For the uninitiated, the above is the opening phrase of Chapter 73 of Gregory Rabassa's translation of Julio Cortázar's Rayuela (Hopscotch), which I am slowly re-reading. Chapter 73 being the first chapter, or rather a first chapter, not counting epigraphs and the “Table of Instructions” in which it is explained that there are at least two ways to read the book: in the usual order from Chapter 1 to Chapter 56, or following the table, beginning with Chapter 73 then proceeding to Chapter 1, Chapter 2, Chapter 116, Chapter 3, etc., and concluding (or rather not concluding, as the final chapters cycle endlessly) with Chapter 131. The word Rabassa translates as “dull” is sordo, which is the same word that is used for our English “deaf,” but which can also mean silent, muffled, mute, etc. “Dull” seems a dull choice of word, but honestly I can't think of a better one. The Spanish is Sí, pero quién nos curará del fuego sordo... As to what the “dull fire” is all about, the only real insight one could gain would come through reading the book, which I urge you to do, if you are so inclined. Otherwise, no matter.
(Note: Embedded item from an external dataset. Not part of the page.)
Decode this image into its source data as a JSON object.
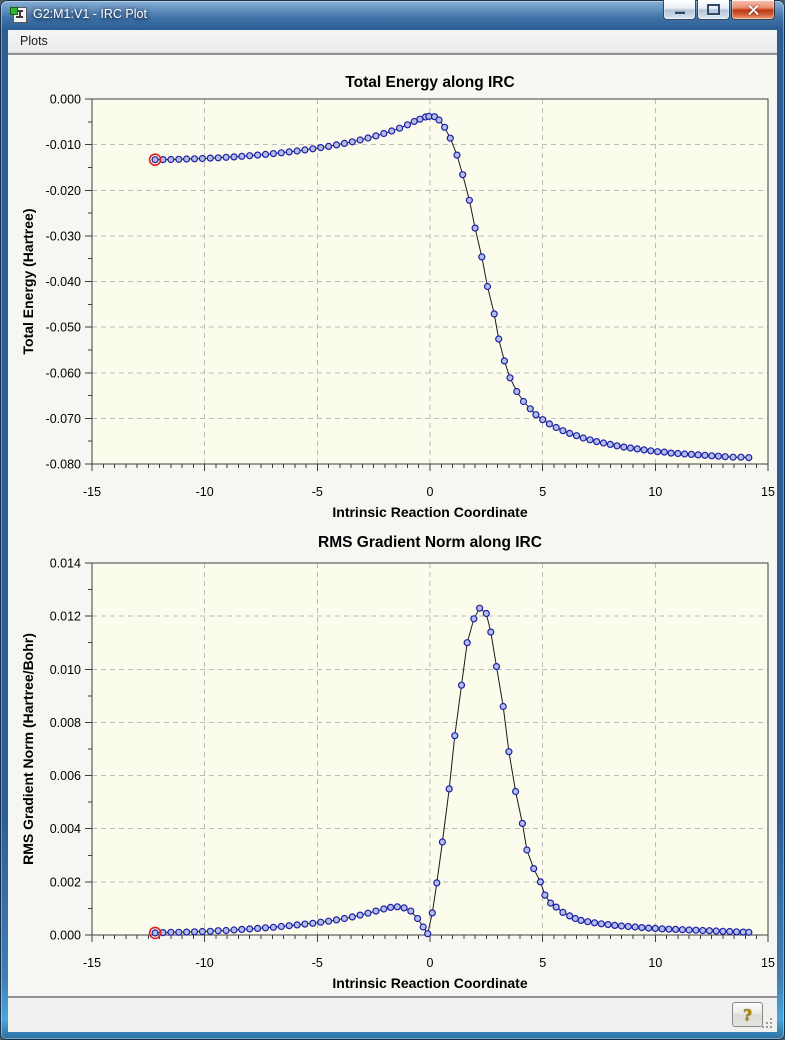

Cortázar loved jazz, dabbled in playing it (on the trumpet, and apparently not very well), and wrote some of his most interesting essays or quasi-essays about it (the best being “Louis enormísimo cronopio,” about Louis Armstrong). In Rayuela there is one long set-piece, broken up over several chapters, in which the various members of the Club of the Serpent, a diverse group of exiles and bohemians resident in Paris, spend an evening getting drunk on bad vodka and listening to old jazz 78s (and blues 78s as well, though Cortázar generally and with some justice lumps them together as “jazz”). In Chapter 17 this culminates in a bravura sentence, running more than two pages, in which the narrator poses what could be called a metaphysical defense of jazz, winding up with these words:
... an archetypal form, something from before, from below, that brings Mexicans together with Norwegians and Russians and Spaniards, that reincorporates them into the dark and forgotten central flame, clumsily and badly and precariously it returns them to a betrayed origin, it shows them that perhaps there have been other paths and that the one they took was maybe not the only one or the best one, or that perhaps there have been other paths and that the one they took was the best, but that perhaps there were other paths that would have been sweet to walk down and that they didn't take, or that they took only in a halfhearted sort of way, and that a man is always more than a man and always less than a man, more than a man because he has in himself all that jazz suggests and lies in wait for and even anticipates, and less than a man because out of this liberty he has made a moral or esthetic game, a chessboard where one must be either bishop or knight, a definition of liberty which is taught in school, in the very schools where the kids are never taught ragtime rhythm or the first notes of the blues, and so forth and so on.

(Rabassa's translation, somewhat modified)
The above could well be seen as a manifesto for the novel in which it occurs, perhaps even a manifesto for Cortázar's work and life as a whole.